Christ gave us this promise of his return at his Ascension in AD 30. Peter is writing this letter several decades after that. However, it’s now centuries later, and many are wondering: What happened to that return we heard about? Why hasn’t it happened yet? How much longer do we have to wait? Did God forget? Did we get all this wrong? No, Peter answers, God has not forgotten his promise. Christ will indeed return. “The Lord is not slow to fulfil his promise as some count slowness, but is patient toward you, not wishing that any should perish, but that all should reach repentance” (2 Pet 3:9).

God is in charge of the timing. He knows what he’s doing. “With the Lord one day is as a thousand years, and a thousand years as one day” (2 Pe 3:8). So, from that perspective, it’s only been two days, right? God is giving people time to repent. God is giving us time out of his patience, long suffering, and mercy. God wants all people to repent and believe and live.

And that includes you! Peter connects your sanctification with God’s promise, “Count the patience of our Lord as salvation” (2 Pe 3:15). You have time right now to come to grips with your sinfulness, to mourn your sins, and to come to the end of your rope. And that’s a good thing. For then, God throws you the only lifeline that will work to pull you out of the swirling vortex of your sins. That lifeline is our Lord Jesus Christ. “Be diligent to be found by him at peace” (2 Pe 3:14). How do you have peace with God? By living a holy life? Peter mentions the Apostle Paul. And it’s Paul who wrote, “Therefore, since we have been justified by faith, we have peace with God through our Lord Jesus Christ” (Ro 5:1).

He is the one who will keep you from perishing. For God so loved the world–he so loved you–that he gave his only Son, that you would trust him and thus not perish but instead have everlasting life.
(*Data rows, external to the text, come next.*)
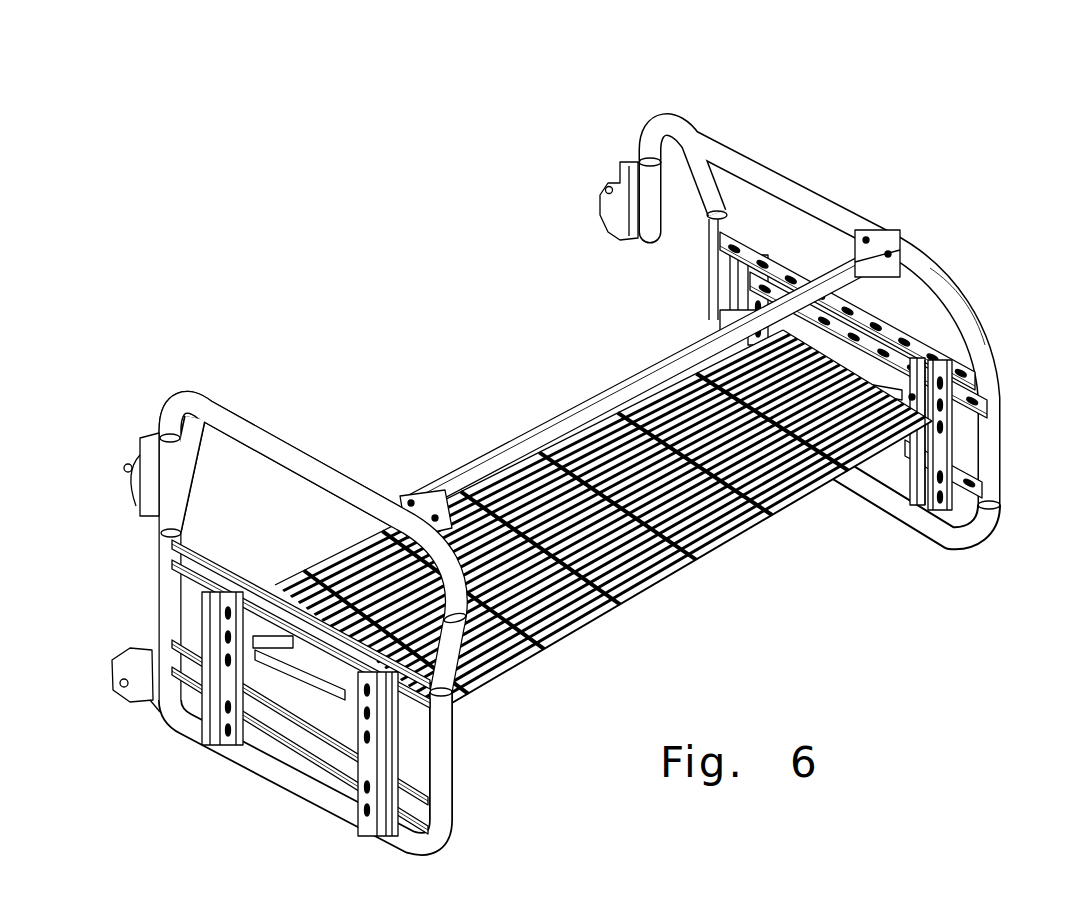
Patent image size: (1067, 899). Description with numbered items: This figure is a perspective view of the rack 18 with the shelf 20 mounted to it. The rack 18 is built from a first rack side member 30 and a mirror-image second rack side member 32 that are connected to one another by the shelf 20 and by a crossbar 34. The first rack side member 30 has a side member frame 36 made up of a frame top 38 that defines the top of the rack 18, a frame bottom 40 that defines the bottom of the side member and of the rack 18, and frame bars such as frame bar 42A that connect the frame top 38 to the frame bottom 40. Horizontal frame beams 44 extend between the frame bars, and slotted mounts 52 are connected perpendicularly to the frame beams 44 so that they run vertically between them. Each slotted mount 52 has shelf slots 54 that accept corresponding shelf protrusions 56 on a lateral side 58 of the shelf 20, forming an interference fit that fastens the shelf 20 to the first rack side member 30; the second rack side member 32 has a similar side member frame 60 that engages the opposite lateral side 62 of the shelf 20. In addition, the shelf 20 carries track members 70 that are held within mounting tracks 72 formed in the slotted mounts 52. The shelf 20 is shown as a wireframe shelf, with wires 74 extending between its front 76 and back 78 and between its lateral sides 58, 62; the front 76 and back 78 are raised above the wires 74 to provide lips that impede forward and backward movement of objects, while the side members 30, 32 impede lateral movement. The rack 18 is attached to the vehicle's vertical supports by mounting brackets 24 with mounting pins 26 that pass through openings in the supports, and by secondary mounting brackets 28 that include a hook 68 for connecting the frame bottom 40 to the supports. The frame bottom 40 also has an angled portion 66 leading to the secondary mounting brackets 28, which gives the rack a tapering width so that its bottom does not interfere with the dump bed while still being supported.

The rack 18 is at (893, 195).
The shelf 20 is at (615, 632).
The mounting bracket 24 is at (147, 497).
The mounting pin 26 is at (128, 470).
The secondary mounting bracket 28 is at (130, 685).
The first rack side member 30 is at (472, 797).
The second rack side member 32 is at (990, 555).
The crossbar 34 is at (846, 268).
The side member frame 36 is at (456, 690).
The frame top 38 is at (793, 180).
The frame bottom 40 is at (885, 500).
The frame bar 42A is at (160, 590).
The frame beam 44 is at (302, 645).
The slotted mount 52 is at (233, 724).
The shelf slot 54 is at (395, 728).
The shelf protrusion 56 is at (925, 395).
The lateral side 58 is at (337, 674).
The side member frame 60 is at (988, 335).
The lateral side 62 is at (837, 362).
The angled portion 66 is at (148, 712).
The hook 68 is at (122, 663).
The track member 70 is at (919, 352).
The mounting track 72 is at (912, 372).
The wire 74 is at (672, 513).
The front 76 is at (481, 455).
The back 78 is at (690, 577).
That is the real reason for the seeming delay. It’s so that you and I and a whole bunch of other sinners whom God loves would have the time and opportunity to repent, believe, and be saved.

God’s patience is our opportunity. It is our chance to work on the holy, godly lives we ought to be living. It is our chance, too, to spread the gospel in the world. Since we know the New Creation is coming, overflowing with God’s justice, we should be working towards that already, here and now.

This world has a best-before date. That means Christ is coming again and will rescue us from our sins and this evil world bound for destruction. That is our great hope, for which we wait and long. But that fact does not make our lives now unimportant or a matter of indifference. No, God wants us to live holy lives transformed by his holiness. God has rescued us from sin and for righteousness. God has begun that new creation already in us. God has already made us his holy people, set apart to live for him. He sends his Holy Spirit to work through the means of grace to enable us to begin to live holy and righteous lives. To be sure, this calls for daily repentance, dying and rising with Christ each new day. That is why God is incredibly patient toward us. The fact that Christ has not returned is evidence of God’s abundant mercy toward us!

May the peace of God, which surpasses all understanding, guard your hearts and your minds in Christ Jesus. Amen.